In another case, a client shared with us a set of “country HR fact sheets” compiled using free AI research tools. At first glance, the summaries seemed comprehensive covering working hours, various leave entitlements, and termination rules across multiple jurisdictions.
But upon verification, we found that many of the “facts” were outdated, incomplete, or flatly incorrect:
- Annual leave entitlements that reflected pre-2020 legislation,
- Notice periods copied from obsolete collective agreements, and
- Wrong statutory references for overtime limits in several EU countries.
- Wrong parental leave, sick leave and pay entitlements etc.
This illustrates the core issue: AI doesn’t yet know when it’s wrong. It can produce content that looks authoritative but lacks the interpretive depth, contextual accuracy, and legal currency that global HR compliance demands.
The real problem isn’t laziness, it’s incentives
Consulting and corporate ecosystems have forever rewarded efficiency over accuracy. Faster outputs, shorter timelines, lower costs. AI delivers all three. But in doing so, it tempts us to skip the slowest, and the most essential step: verification.

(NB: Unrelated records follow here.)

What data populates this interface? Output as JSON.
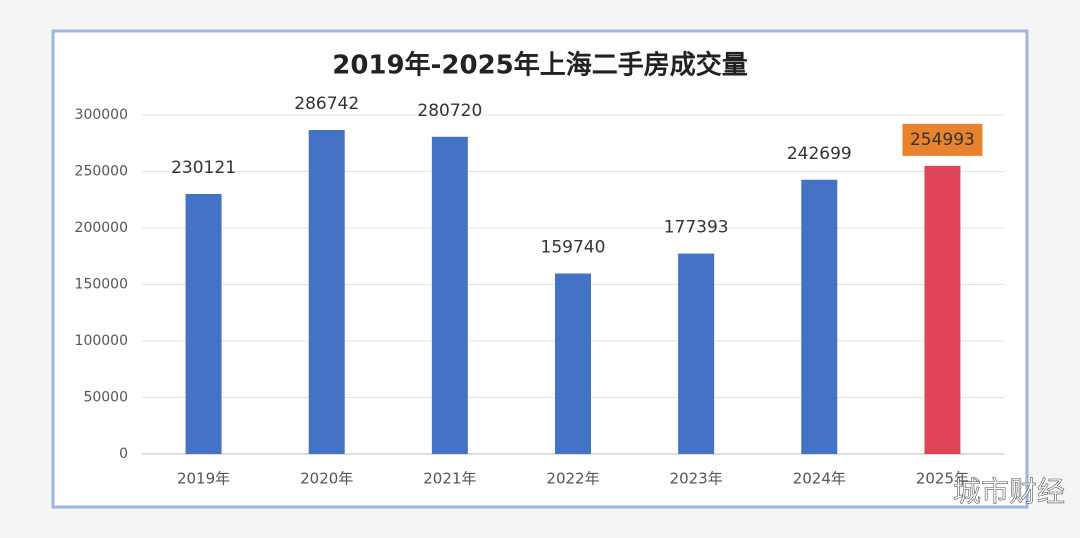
{
  "chart_data": {
    "type": "bar",
    "title": "2019年-2025年上海二手房成交量",
    "categories": [
      "2019年",
      "2020年",
      "2021年",
      "2022年",
      "2023年",
      "2024年",
      "2025年"
    ],
    "values": [
      230121,
      286742,
      280720,
      159740,
      177393,
      242699,
      254993
    ],
    "colors": [
      "#4472c4",
      "#4472c4",
      "#4472c4",
      "#4472c4",
      "#4472c4",
      "#4472c4",
      "#e0455a"
    ],
    "label_backgrounds": [
      null,
      null,
      null,
      null,
      null,
      null,
      "#e8822e"
    ],
    "ylim": [
      0,
      300000
    ],
    "yticks": [
      0,
      50000,
      100000,
      150000,
      200000,
      250000,
      300000
    ],
    "grid": true,
    "watermark": "城市财经"
  }
}
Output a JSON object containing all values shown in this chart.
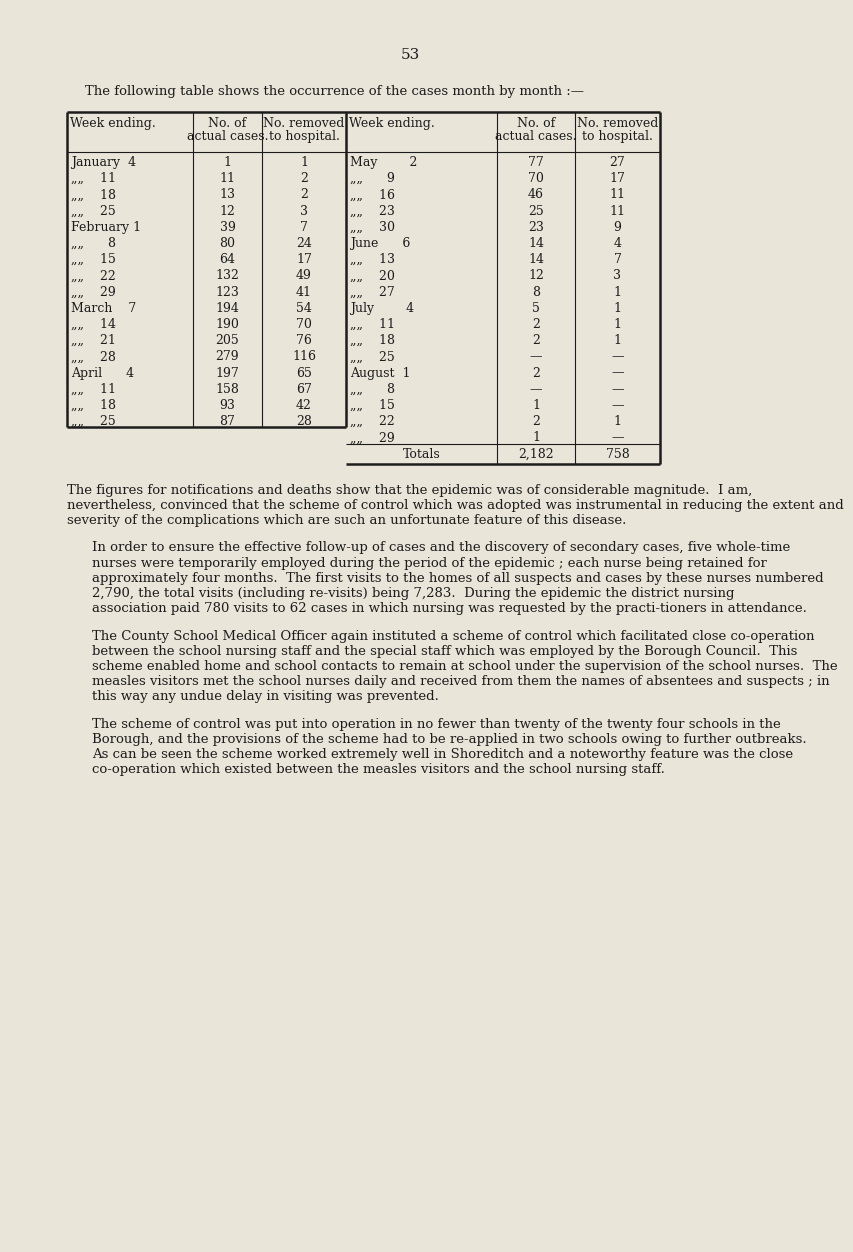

Every consultant loves to talk about due diligence. Yet as these cases show, diligence often gets compressed when deadlines are tight. It’s not because professionals don’t care, it’s because the system incentivises speed over certainty.
Accountability must remain human
If we want to use AI responsibly in global HR and governance, we need stronger checks, not bans. Technology should be an assistant, not an authority.
That means:
- Every AI-assisted document should still go through human validation before it’s shared or signed.
- Regional experts must review compliance content to ensure it aligns with local law and cultural expectations.
- Organisations should record how AI is used, especially as the EU AI Act (adopted in 2024) introduces stricter transparency obligations.
- And perhaps most importantly, HR leaders should train teams to question AI outputs, not just use them.
In short, we need governance that moves as fast as technology, but never faster than judgment.
From Beyond Borders HR’s lens
At Beyond Borders HR, we work with multinational clients across EMEA and APAC who are beginning to integrate AI into their HR operations. The technology itself is not the risk, the absence of structured oversight is.
The lesson from Deloitte and others isn’t that AI shouldn’t be used. It’s that AI should never replace the human conscience of compliance.
What do you think about AI & Accountability?